Part A. Initialization:
- Read input file(s)
- Setting up parameters / precompute some variables
Part B. Work:
- The heavy-lifting computation lies here
Part C. Reporting/saving results:
- Final summary computation
- Reporting results
- Saving output file(s)
Initial assumptions:
- Initiatlization and reporting are assumed to be lightweight (not consuming a lot of CPU cycles)
PROCESS_INPUT_DATA() #Part A: initialization
DO_WORK #Part B: Work
FINALIZE_AND_REPORT_RESULTS() #Part C: Reporting/saving results
Simple Parallel Programs - Parallel Program Outline
There are typical major sections of parallel programs.
Part A. Initialization:
- Reading input file(s)
- Setting up parameters / precompute some variables
- (new) Broadcast parameters to all workers
Part B. Problem decomposition
- Perform the decomposition on the master rank
- Distribute work domains to respective workers
- (Modification exercise for later: Change this so that every worker figures out its own work, so no need to use scatter operation to distribute work domains)
Part C. Parallel work (by all ranks)
- Do the work specified by problem decomposition. The results will be partial results
Part D. (new) Gather partial results back to the master rank
Part E. Reporting/saving results
- Final summary computation
- Reporting results
- Saving output file(s)
Part F. Gathering and reporting/saving final results (by all ranks + master rank)

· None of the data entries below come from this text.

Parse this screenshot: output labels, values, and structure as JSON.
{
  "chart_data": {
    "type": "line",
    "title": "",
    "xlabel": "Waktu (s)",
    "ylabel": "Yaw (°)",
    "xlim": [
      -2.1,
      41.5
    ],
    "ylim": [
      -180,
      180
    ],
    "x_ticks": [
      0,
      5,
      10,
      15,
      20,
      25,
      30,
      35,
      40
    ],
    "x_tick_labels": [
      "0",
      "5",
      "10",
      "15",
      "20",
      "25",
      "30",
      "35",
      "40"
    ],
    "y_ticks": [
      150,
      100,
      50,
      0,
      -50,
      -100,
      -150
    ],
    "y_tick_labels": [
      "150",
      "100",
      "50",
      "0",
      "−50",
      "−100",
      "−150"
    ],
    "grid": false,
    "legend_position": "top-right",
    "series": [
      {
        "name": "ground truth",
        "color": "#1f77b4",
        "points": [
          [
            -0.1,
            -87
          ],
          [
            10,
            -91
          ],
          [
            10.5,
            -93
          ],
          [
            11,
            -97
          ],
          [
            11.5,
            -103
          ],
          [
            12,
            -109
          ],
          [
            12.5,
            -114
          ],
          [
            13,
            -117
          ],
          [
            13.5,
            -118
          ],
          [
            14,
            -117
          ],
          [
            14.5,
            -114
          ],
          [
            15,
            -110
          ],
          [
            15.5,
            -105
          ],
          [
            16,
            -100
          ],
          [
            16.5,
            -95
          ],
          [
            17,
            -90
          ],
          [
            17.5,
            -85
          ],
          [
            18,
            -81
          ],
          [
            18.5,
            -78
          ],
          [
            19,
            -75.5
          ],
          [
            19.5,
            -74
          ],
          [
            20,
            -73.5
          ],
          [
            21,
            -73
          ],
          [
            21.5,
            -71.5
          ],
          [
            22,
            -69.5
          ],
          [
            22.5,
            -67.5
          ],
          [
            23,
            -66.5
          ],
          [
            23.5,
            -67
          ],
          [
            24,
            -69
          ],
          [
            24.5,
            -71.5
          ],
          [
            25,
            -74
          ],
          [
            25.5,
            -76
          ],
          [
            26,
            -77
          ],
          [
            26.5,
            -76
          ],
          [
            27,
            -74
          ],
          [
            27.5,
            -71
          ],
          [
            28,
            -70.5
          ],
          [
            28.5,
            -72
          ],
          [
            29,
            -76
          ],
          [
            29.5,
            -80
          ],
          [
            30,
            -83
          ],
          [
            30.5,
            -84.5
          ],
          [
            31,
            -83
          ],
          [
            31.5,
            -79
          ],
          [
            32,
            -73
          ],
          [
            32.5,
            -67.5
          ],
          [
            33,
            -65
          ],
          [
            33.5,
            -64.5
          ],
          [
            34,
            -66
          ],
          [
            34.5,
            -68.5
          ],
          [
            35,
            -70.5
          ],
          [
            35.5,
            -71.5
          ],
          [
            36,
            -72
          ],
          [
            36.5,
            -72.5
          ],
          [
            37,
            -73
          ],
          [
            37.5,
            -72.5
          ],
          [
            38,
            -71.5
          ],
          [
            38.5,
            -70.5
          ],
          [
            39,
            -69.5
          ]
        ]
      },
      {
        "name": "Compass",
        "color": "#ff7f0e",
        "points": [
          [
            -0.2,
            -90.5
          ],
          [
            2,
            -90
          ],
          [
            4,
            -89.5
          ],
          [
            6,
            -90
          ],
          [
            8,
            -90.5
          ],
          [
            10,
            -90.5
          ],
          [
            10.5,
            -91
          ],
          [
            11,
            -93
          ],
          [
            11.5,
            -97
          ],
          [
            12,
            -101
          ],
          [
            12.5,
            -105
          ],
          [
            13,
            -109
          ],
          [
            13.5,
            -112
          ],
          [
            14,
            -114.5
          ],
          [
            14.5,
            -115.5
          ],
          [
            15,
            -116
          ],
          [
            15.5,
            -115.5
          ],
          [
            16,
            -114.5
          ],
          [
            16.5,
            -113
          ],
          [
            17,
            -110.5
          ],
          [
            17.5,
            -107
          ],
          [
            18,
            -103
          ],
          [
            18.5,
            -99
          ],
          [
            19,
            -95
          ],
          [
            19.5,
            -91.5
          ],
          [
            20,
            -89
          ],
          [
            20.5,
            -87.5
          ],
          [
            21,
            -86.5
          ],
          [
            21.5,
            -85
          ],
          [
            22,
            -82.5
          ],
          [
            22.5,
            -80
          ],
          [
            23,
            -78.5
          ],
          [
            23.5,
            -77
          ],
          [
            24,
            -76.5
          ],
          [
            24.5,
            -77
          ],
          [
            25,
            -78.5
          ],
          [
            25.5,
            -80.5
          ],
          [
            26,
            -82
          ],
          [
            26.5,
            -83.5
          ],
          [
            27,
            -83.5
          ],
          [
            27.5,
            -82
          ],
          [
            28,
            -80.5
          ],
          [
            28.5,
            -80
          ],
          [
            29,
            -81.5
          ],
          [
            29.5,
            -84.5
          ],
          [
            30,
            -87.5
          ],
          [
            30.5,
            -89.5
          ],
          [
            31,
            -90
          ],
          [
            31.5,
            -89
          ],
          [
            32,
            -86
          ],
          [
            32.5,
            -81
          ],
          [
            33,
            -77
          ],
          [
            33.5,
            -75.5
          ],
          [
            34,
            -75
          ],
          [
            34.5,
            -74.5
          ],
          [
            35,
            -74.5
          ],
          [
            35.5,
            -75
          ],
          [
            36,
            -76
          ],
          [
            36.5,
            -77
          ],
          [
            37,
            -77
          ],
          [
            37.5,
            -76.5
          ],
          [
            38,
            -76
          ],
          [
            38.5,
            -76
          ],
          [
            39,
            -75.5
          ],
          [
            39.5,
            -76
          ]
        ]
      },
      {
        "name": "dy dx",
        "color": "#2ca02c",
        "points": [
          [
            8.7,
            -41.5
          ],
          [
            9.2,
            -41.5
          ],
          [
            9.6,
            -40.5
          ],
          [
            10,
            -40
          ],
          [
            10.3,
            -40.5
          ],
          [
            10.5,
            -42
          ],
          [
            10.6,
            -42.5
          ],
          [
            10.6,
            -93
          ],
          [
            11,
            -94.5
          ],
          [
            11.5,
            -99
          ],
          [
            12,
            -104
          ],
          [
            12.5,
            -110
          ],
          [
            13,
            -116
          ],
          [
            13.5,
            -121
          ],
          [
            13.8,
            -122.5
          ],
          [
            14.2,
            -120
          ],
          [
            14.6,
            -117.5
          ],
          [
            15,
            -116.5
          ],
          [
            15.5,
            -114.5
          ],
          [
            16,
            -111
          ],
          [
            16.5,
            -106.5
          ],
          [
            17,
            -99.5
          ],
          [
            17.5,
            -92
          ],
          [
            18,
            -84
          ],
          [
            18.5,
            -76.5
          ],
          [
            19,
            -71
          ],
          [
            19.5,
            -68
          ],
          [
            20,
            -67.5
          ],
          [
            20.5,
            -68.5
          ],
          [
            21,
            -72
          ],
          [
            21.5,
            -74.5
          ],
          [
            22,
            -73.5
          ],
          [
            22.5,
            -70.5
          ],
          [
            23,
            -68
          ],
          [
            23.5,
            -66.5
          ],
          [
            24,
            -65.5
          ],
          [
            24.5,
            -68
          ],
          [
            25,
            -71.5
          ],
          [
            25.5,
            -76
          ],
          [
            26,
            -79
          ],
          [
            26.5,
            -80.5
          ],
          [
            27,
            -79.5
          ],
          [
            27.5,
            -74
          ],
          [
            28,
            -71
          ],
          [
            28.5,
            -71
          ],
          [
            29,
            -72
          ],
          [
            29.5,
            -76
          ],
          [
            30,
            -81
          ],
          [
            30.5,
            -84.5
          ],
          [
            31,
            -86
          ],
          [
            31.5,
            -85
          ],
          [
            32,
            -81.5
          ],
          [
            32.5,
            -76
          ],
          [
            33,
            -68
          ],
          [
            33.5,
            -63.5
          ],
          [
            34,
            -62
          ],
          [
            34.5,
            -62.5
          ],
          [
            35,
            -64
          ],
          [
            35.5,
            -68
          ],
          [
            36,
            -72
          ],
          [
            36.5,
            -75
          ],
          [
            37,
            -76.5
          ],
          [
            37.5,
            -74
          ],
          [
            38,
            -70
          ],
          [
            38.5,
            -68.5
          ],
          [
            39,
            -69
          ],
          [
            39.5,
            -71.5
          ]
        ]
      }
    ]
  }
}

The following is illustrates the simple parallel program template. It uses pseudo-code. Major actions shown in ALL_CAPITAL are pseudo-functions.
# Part A: Initialization
if rank == 0:
PROCESS_INPUT_DATA()
BROADCAST_COMMON_PARAMETERS()
if rank == 0:
# Part B: Problem decomposition
PROBLEM_DECOMPOSITION(num_domains=size)
for r in range(1, size):
SEND_WORK_TO_RANK(dest=r)
# rank 0 work assigned locally
else:
RECEIVE_WORK_FROM_RANK(source=0)
# Part C: parallel work
DO_WORK_IN_PARALLEL()
# Part D: Gather partial results
if rank == 0:
for r in range(1, size):
RECEIVE_RESULTS_FROM_RANK(source=r)
else:
SEND_RESULTS(dest=0)
# Part E and F
if rank == 0:
FINALIZE_AND_REPORT_RESULTS()
Figure: Rank 0 dedicated tasks shown in simple parallel template.
Before You Parallelize
Read the code! Identify parts of the code. What is/are the input/initialization for the data? What are the computations involved? What are the outputs of the code? Run the serial program, notice the overall timing. Which parts of the computation are most expensive?
- Basic: Use a pair of
time.time()
calls to measure the timing of a code section - Better: Use code profiler (python module
line_profiler
)
Which parts of the computation are most beneficial to parallelize first? Key: How must the data be distributed among workers to enable parallel processing (part of problem decomposition)? Recall that the parallel code requires extra parts mainly for coordinating work, data movement among workers, etc.
Key Points
Provide a commonly occurring template for a parallel (computational) program.
Identify additional pieces in a code as a result of parallelization.
Provide a common pattern & workflow of parallelization of a program.